Xiao Yong-Li, Malik Mukesh, Whitelaw Catherine A, Town Christopher D
The Institute for Genomic Research, 9712 Medical Center Drive, Rockville, Maryland 20850, USA.
Plant Physiol. 2002 Dec;130(4):2118-28. doi: 10.1104/pp.010207.
About 25% of the genes in the fully sequenced and annotated Arabidopsis genome have structures that are predicted solely by computer algorithms with no support from either nucleic acid or protein homologs from other species or expressed sequence matches from Arabidopsis. These are referred to as "hypothetical genes." On chromosome 2, sequenced by The Institute for Genomic Research, there are approximately 800 hypothetical genes among a total of approximately 4,100 genes. To test their expression under various growth conditions and in specific tissues, we used six cDNA populations prepared from cold-treated, heat-treated, and pathogen (Xanthomonas campestris pv campestris)-infected plants, callus, roots, and young seedlings. To date, 169 hypothetical genes were tested, and 138 of them are found to be expressed in one or more of the six cDNA populations. By sequencing multiple clones from each 5'- and 3'-rapid amplification of cDNA ends (RACE) product and assembling the sequences, we generated full-length sequences for 16 of these genes.
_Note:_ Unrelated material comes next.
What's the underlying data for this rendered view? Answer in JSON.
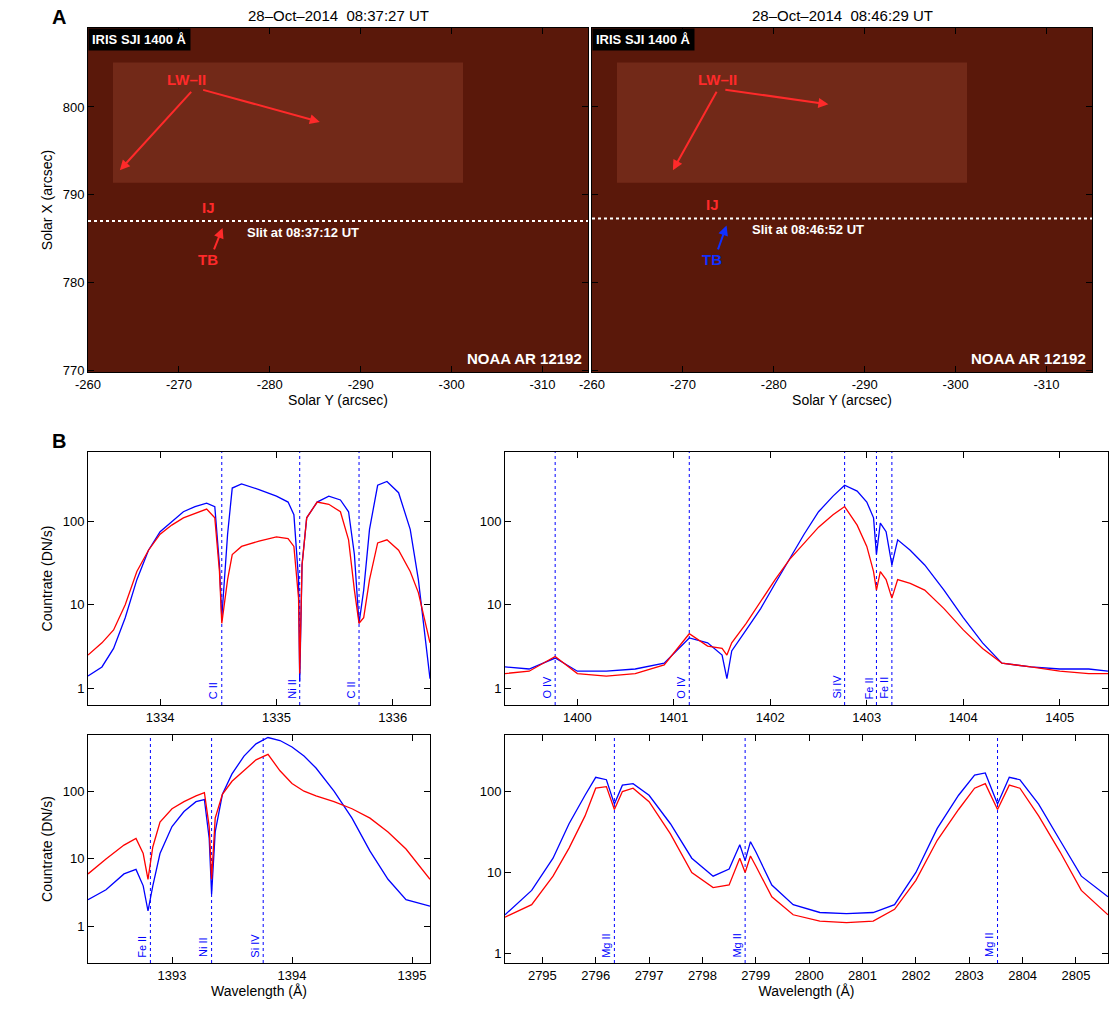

For 14 genes, there was one full-length assembly that precisely supported the intron-exon boundaries of their gene predictions, adding only 5'- and 3'-untranslated region sequences. However, for three of these genes, the other assemblies represent additional exons and alternatively spliced or unspliced introns. For the remaining two genes, the cDNA sequences reveal major differences with predicted gene structures. In addition, a total of six genes displayed more than one polyadenylation site. These data will be used to update gene models in The Institute for Genomic Research annotation database ATH1.
在已完成全序列测定和注释的拟南芥基因组中,约25%的基因结构仅由计算机算法预测得出,没有来自其他物种的核酸或蛋白质同源物的支持,也没有拟南芥的表达序列匹配。这些被称为“假设基因”。在由基因组研究所测序的2号染色体上,总共约4100个基因中大约有800个假设基因。为了测试它们在各种生长条件下和特定组织中的表达情况,我们使用了从经过冷处理、热处理和病原体(野油菜黄单胞菌野油菜致病变种)感染的植物、愈伤组织、根和幼苗中制备的六个cDNA文库。到目前为止,对169个假设基因进行了测试,发现其中138个在六个cDNA文库中的一个或多个中表达。通过对每个5'-和3'-cDNA末端快速扩增(RACE)产物的多个克隆进行测序并组装序列,我们获得了其中16个基因的全长序列。对于14个基因,有一个全长组装精确支持了其基因预测的内含子-外显子边界,仅增加了5'-和3'-非翻译区序列。然而,对于其中三个基因,其他组装代表了额外的外显子以及可变剪接或未剪接的内含子。对于其余两个基因,cDNA序列显示出与预测基因结构的重大差异。此外,总共有六个基因显示出不止一个聚腺苷酸化位点。这些数据将用于更新基因组研究所注释数据库ATH1中的基因模型。